This post is also available in: Spanish
One of the main features of this blog, is to be a repository of contents. Some of the stored contents consist of instructions or procedures I apply when carrying out certain works or activities.
In addition, if all this is also useful for you or anyone else, super.
[Related post: Cómo escribir un buen artículo en un blog (only in Spanish languaje)]
So, today, by means of this post, I will add a new procedure to the collection, which will help me from now on to prepare any kind of presentation, be they further possible presentations of the “safety culture from school” project, presentation of ideas, proposals or tenders to clients, presentation of initiatives, projects or works to public large audiences, etcetera.
The procedure is based on the book “Eres un gran comunicador (pero aún no lo sabes)” -“You´re a good communicator (but you don´t know yet)”- by Pau García-Milá, to whom I meet in person last month, precisely during a presentation of his book, in Barcelona.
In practice, this post is an schematised -and adapted to my work method- synthesis of a part of the book, aimed at reinforcing my learning and using it as a easy-access practical instruction when arranging with a presentation.
To prepare a presentation
To prepare a presentation consist of determining its parts and the order  in which we will perform each one, starting from a basic ingredient: the information , the content we want to spread.

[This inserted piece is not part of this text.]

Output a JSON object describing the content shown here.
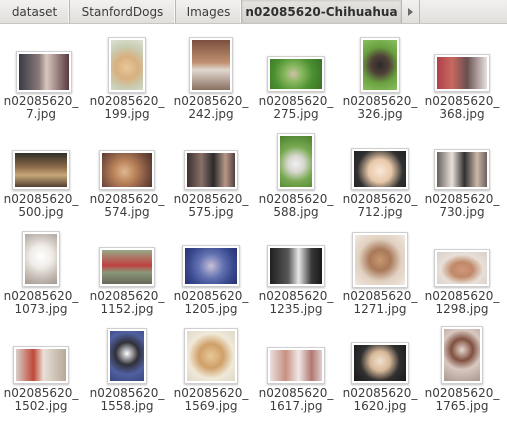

Using the same or similar concepts than those in Pau´s book, we may prepare a good presentation with these six parts:
- Presentation (who I am)
- The problem (what do I solve)
- The competitors (what was done so far)
- My solution (what do I do)
- A link with the audience (what do I expect from you)

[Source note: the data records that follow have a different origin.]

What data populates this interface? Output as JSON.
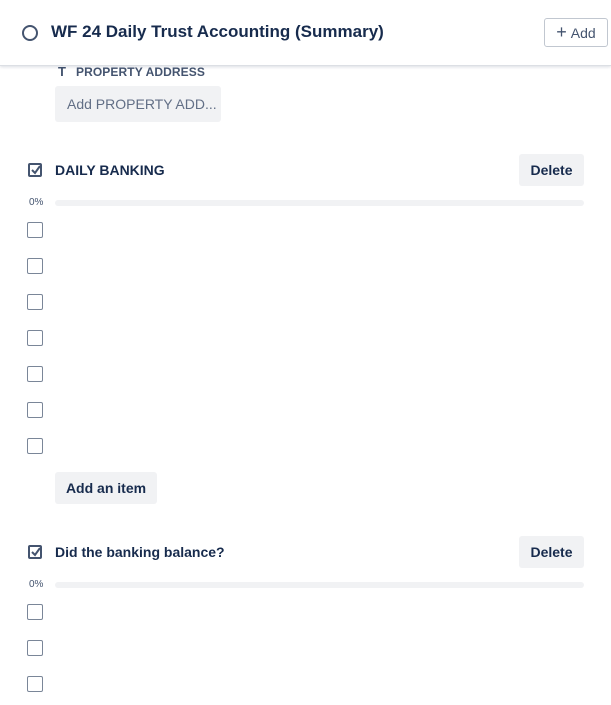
{
  "header": {
    "title": "WF 24 Daily Trust Accounting (Summary)",
    "add_label": "Add"
  },
  "custom_field": {
    "label": "PROPERTY ADDRESS",
    "placeholder": "Add PROPERTY ADD..."
  },
  "checklists": [
    {
      "title": "DAILY BANKING",
      "delete_label": "Delete",
      "progress_text": "0%",
      "progress": 0,
      "item_count": 7,
      "add_item_label": "Add an item"
    },
    {
      "title": "Did the banking balance?",
      "delete_label": "Delete",
      "progress_text": "0%",
      "progress": 0
    }
  ],
  "colors": {
    "text": "#172b4d",
    "button_bg": "#f1f2f4",
    "progress_fill": "#4bce97"
  }
}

- Farewell (thanks and goodbye)
This six-staged estructure may be applied whatever the kind of presentation and the available supports. That is, even in the simplest formats of presentations, as it may be a “monologue” (just you and the microphone), a minimum estructure must be established. The more supports we use in the presentation (videos, slides, etcetera), the easier is to design and perform a well-structured presentation.
Despite that each presentation meets specific factors to consider -such as the contents, the sort of audience, the aim, the available resources (computers, blackboard,…), the scheduled duration, etcétera- I drafted a simple sketch, as a starting point, to visualise the structure by duration and intensity of each part:
This drawing is right but, as said, is just the starting point as, when it comes to perform a presentation, there are much more elements that may make a difference. It is all about elements such as the humor, the engagement with the audience by telling a story, to respond against unexpected events, to answer raised questions, to adapt to delays or changes in the schedule, etcetera.
In an ideal assumption, we should have taken into account all these aspects when preparing the presentation and all should go as planned when performing it. In practice, this is impossible, for the slef-definition of technical problems, “live fails”, unexpected issues and ability to improvise.
And must be also taken into account the each one´s personality and communication skills: position on the stage, the voice, the hands-gestures, the fear, the embarrassment, the nerves, the insecurity,…
To go deeper into these and much more aspects, I refer you to the Pau García-Milá´s book. Is enlightening.
References:  GARCÍA-MILÁ, Pau. 2014. Eres un gran comunicador (pero aun no lo sabes), 2ª edición. Editorial Amat. Page 92.  GARCÍA-MILÁ, Pau. 2014. Eres un gran comunicador (pero aun no lo sabes), 2ª edición. Editorial Amat. Page 58.